The 1099-K is used to double-check that merchants are reporting all income from credit and debit card transactions and from use of third party organizations like PayPal. The IRS says the form is supposed to "increase voluntary tax compliance, improve collections and assessments;" in other words, to catch those businesses who don't report income.
What to do with those 1099-K forms:
1. When you get 1099-k forms in early 2014, look them over for accuracy and make sure your business records agree with the information on the form. If the information is different, check to see if the error is on your side or the merchant's. You may have to go back to the merchant to get the difference resolved.
TaxGirl Kelly Phillips Erb discussed the issues with the 1099-k a while back, noting that it may be difficult to argue with a large banking institution about the amount of reported income on this form.

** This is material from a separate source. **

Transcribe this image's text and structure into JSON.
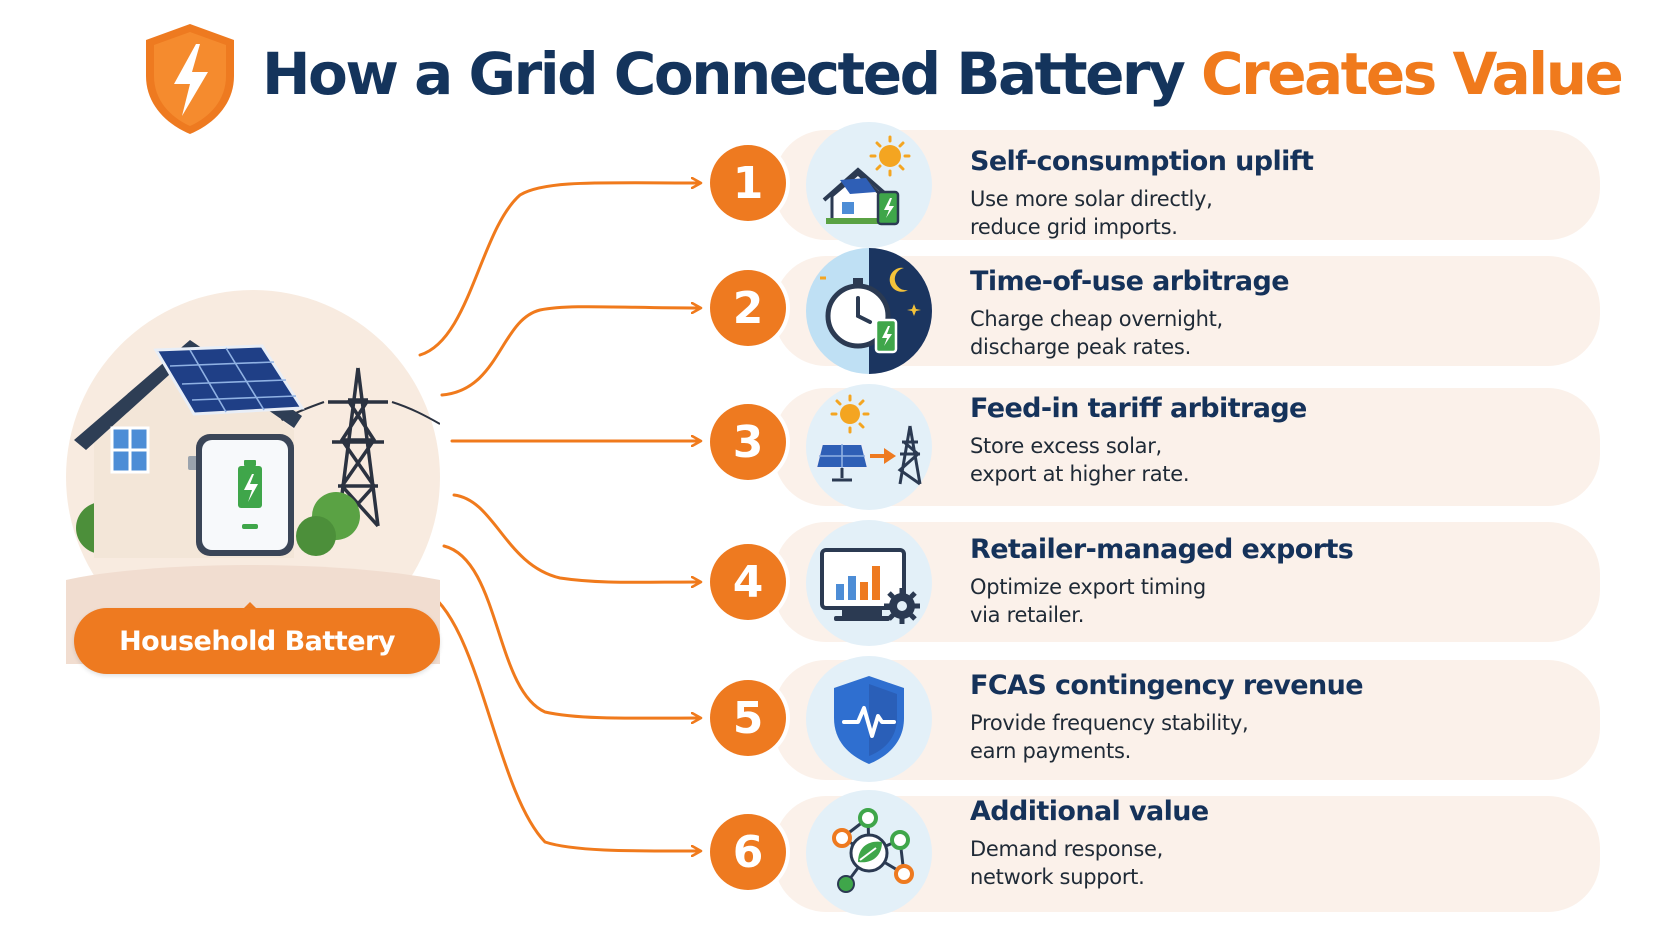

2. Include the forms with your other tax records for your tax preparer.
Make sure you have excellent records on all credit card/debit card income transactions, so you can verify any differences between what is shown on these 1099-k forms and what you show as net income.
The Wandering Tax Pro, Robert Flach, says, "with the Form 1099K rules it is more important than ever for the small business owner to keep super-detailed records of all receipts and disbursements." AMEN!